I’m working on a retrieval augmented generation project that needs to handle around 20 million documents. This is my first time dealing with such a large scale and I’m running into some challenges.

I’m particularly struggling with three main areas. First is the response time - queries are taking way too long to process. Second is the vector embeddings - generating and storing embeddings for this many documents seems overwhelming. Third is the indexing strategy - I’m not sure what approach works best for this volume.

Has anyone here built RAG applications at this scale before? I’d really appreciate hearing about your experiences and what techniques you used to make it work efficiently. Any tips on architecture choices or tools that helped you would be awesome.

Thanks in advance!

Had a similar 20M project last year - learned some painful lessons. Game changer was hierarchical clustering before vector search. Instead of searching all embeddings directly, we clustered docs into ~10k groups, found relevant clusters first, then searched within those. Cut query times from 8+ seconds to under 2. For embeddings, we batch processed with GPU clusters and cached everything in distributed storage. Initial processing took a week, but updates are easy now. Try smaller embedding models if you can - we went from 1536 to 768 dimensions with barely any quality loss but huge storage/speed gains. Don’t make our early mistake of keeping everything in memory. Disk-based indices with smart caching work way better at this scale.

the real bottleneck at 20m docs isn’t vector search - it’s keepin embeddings fresh when docs change. we switched to incremental updates instead of full reindexing every time. also try hybrid search - combine keyword matching with semantic search to filter candidates before running expensive vector ops.

Scale like this needs a totally different approach. I stopped fighting vector search limitations and automated everything to work smarter.

I built a system that auto-partitions documents by content type and metadata first. Then it runs parallel embedding generation across multiple workers - but only for docs that actually get queried often. Cold documents sit in cheap storage until needed.

The game-changer was automating index selection. The system watches query patterns and automatically switches between dense and sparse indices based on what performs better for each document cluster. No more guessing games.

At 20M scale, you need automated data lifecycle management. Documents get promoted or demoted between hot, warm, and cold tiers based on how often they’re accessed. This keeps your active search space manageable while everything stays reachable.

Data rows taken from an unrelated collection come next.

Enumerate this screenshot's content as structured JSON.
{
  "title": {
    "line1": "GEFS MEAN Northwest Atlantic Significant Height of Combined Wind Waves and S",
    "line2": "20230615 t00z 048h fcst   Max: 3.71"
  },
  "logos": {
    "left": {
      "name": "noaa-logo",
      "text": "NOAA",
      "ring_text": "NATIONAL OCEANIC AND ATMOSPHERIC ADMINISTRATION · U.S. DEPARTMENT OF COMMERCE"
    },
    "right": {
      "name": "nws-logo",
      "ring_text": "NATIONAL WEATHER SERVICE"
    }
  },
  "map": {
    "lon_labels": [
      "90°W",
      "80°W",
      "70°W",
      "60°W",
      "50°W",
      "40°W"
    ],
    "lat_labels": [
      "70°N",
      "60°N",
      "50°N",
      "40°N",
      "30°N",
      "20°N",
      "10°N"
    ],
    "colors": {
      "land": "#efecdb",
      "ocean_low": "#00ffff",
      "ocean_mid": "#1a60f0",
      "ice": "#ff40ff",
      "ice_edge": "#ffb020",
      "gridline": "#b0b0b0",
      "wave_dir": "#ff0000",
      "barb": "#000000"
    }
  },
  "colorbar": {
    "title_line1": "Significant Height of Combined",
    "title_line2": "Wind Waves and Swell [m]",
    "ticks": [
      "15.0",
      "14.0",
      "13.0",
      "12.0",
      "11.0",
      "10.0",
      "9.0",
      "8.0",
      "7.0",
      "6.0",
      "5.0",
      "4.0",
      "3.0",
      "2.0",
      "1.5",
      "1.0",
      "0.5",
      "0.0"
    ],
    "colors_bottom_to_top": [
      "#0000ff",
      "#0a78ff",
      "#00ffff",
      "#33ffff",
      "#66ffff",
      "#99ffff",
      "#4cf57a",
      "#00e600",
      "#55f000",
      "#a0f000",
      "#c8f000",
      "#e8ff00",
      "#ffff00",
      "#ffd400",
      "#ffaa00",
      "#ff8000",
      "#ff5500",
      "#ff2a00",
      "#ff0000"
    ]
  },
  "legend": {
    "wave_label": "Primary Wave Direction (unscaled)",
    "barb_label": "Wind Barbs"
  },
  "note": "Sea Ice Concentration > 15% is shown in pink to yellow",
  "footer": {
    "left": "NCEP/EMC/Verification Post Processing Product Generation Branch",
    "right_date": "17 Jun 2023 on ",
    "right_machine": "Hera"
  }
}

Response times went from minutes to seconds once I stopped manually optimizing and let automation handle the complexity. The system learns and adapts way better than any static setup.

Latenode handles all the orchestration perfectly. I built the entire pipeline there and it manages worker scaling, data movement, and index switching automatically.

Twenty million documents? You need to completely rethink your storage setup. Everyone obsesses over vector search optimization, but the real problem is how you organize and grab data before it even gets to the embedding stage. I built a three-tier system that made a huge difference. First, I preprocess documents into semantic chunks with basic metadata tags. This creates clean boundaries so you can dump irrelevant stuff early. The big realization was treating document retrieval and vector similarity as totally separate problems. For embeddings, use approximate nearest neighbor algorithms like HNSW or IVF instead of exact search. Quality is basically the same but performance jumps way up. We also pre-filter using document metadata before doing vector comparisons - cut our search space by about 80% on most queries. Infrastructure-wise, you’ve got to scale horizontally. Split your index across multiple machines and add query routing logic. Database sharding works great here - partition by document type, date ranges, or content domains depending on what you’re doing. Here’s something most people miss: bigger embedding models don’t always give better results at scale. We switched to a smaller specialized model trained on our specific domain and got both faster speeds and better relevance scores.